What do marriage and family have to do with economic growth? A lot, in fact. According to a new international report, there are multiple links between a strong economy and marriage and family.
The Sustainable Demographic Dividend—put together by the University of Virginia’s National Marriage Project, the Institute of Marriage and Family Canada, and other universities throughout the world—highlights these links and argues that “the long-term fortunes of the modern economy rise and fall with the family.”
The “great population boom of the last two centuries is waning,” the authors write, and one of the major consequences is a “slowdown in the size of the global workforce.”
Families fuel the economy, and those countries where families decrease in size and quality see negative effects on their economies. Highlighting different examples, the authors of the report argue that marriage and family play key roles “in sustaining long-term economic growth, the viability of the welfare state, the size and quality of the workforce, and the profitability of large sectors of the modern economy.”

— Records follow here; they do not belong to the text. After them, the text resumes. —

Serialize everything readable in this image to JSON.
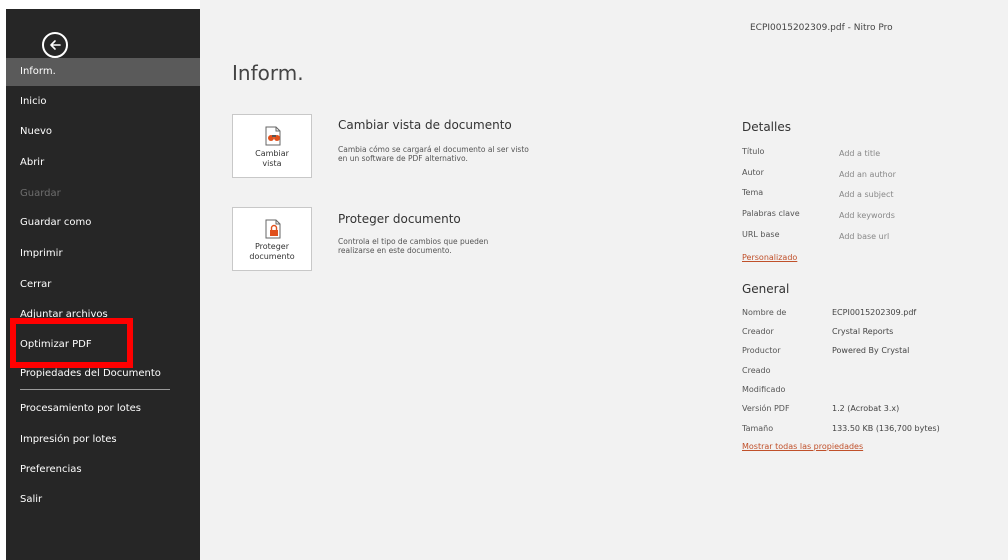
{
  "window": {
    "title": "ECPI0015202309.pdf - Nitro Pro"
  },
  "sidebar": {
    "back_icon": "back-arrow-icon",
    "items": [
      {
        "label": "Inform.",
        "active": true
      },
      {
        "label": "Inicio"
      },
      {
        "label": "Nuevo"
      },
      {
        "label": "Abrir"
      },
      {
        "label": "Guardar",
        "disabled": true
      },
      {
        "label": "Guardar como"
      },
      {
        "label": "Imprimir"
      },
      {
        "label": "Cerrar"
      },
      {
        "label": "Adjuntar archivos"
      },
      {
        "label": "Optimizar PDF"
      },
      {
        "label": "Propiedades del Documento"
      },
      {
        "label": "Procesamiento por lotes"
      },
      {
        "label": "Impresión por lotes"
      },
      {
        "label": "Preferencias"
      },
      {
        "label": "Salir"
      }
    ],
    "highlight_color": "#ff0000"
  },
  "main": {
    "title": "Inform.",
    "actions": [
      {
        "icon": "binoculars-document-icon",
        "tile_line1": "Cambiar",
        "tile_line2": "vista",
        "heading": "Cambiar vista de documento",
        "desc_line1": "Cambia cómo se cargará el documento al ser visto",
        "desc_line2": "en un software de PDF alternativo."
      },
      {
        "icon": "lock-document-icon",
        "tile_line1": "Proteger",
        "tile_line2": "documento",
        "heading": "Proteger documento",
        "desc_line1": "Controla el tipo de cambios que pueden",
        "desc_line2": "realizarse en este documento."
      }
    ]
  },
  "details": {
    "heading": "Detalles",
    "rows": [
      {
        "label": "Título",
        "value": "Add a title"
      },
      {
        "label": "Autor",
        "value": "Add an author"
      },
      {
        "label": "Tema",
        "value": "Add a subject"
      },
      {
        "label": "Palabras clave",
        "value": "Add keywords"
      },
      {
        "label": "URL base",
        "value": "Add base url"
      }
    ],
    "custom_link": "Personalizado"
  },
  "general": {
    "heading": "General",
    "rows": [
      {
        "label": "Nombre de",
        "value": "ECPI0015202309.pdf"
      },
      {
        "label": "Creador",
        "value": "Crystal Reports"
      },
      {
        "label": "Productor",
        "value": "Powered By Crystal"
      },
      {
        "label": "Creado",
        "value": ""
      },
      {
        "label": "Modificado",
        "value": ""
      },
      {
        "label": "Versión PDF",
        "value": "1.2 (Acrobat 3.x)"
      },
      {
        "label": "Tamaño",
        "value": "133.50 KB (136,700 bytes)"
      }
    ],
    "all_props_link": "Mostrar todas las propiedades"
  },
  "colors": {
    "sidebar_bg": "#262626",
    "active_item_bg": "#5a5a5a",
    "content_bg": "#f2f2f2",
    "link": "#c0502a",
    "lock_icon": "#e0501c"
  }
}
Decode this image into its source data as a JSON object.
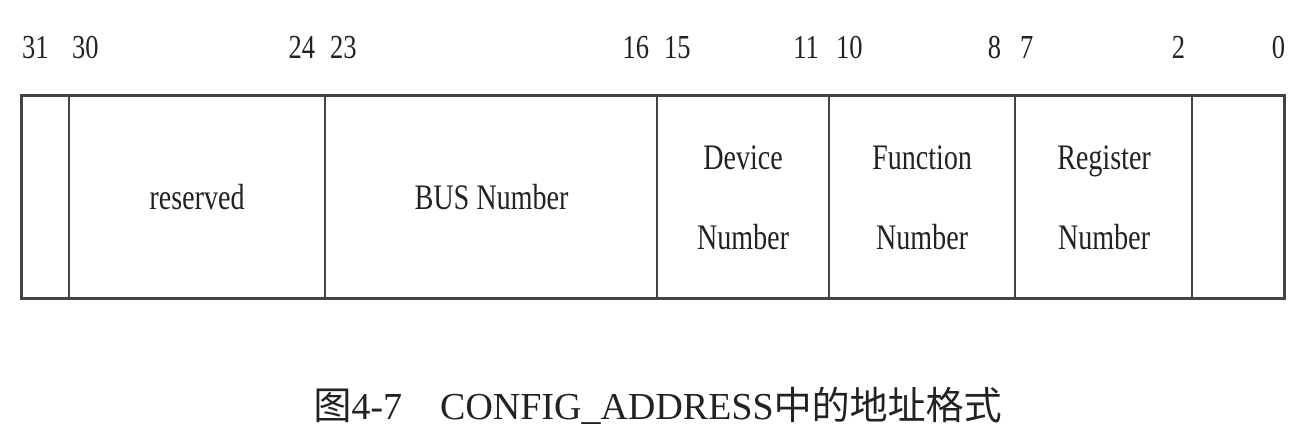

The authors give multiple reasons for why marriage and family matter in the economy, including:
- Children raised in intact, married families are more likely to acquire the human and social capital they need to become well-adjusted, productive workers;
- Men who get and stay married work harder, work smarter, and earn more money than their unmarried peers;
- Nations wishing to enjoy robust long-term economic growth and viable welfare states must maintain sustainable fertility rates of at least two children per woman; and
- Key sectors of the modern economy—from household products to insurance to groceries—are more likely to profit when men and women marry and have children.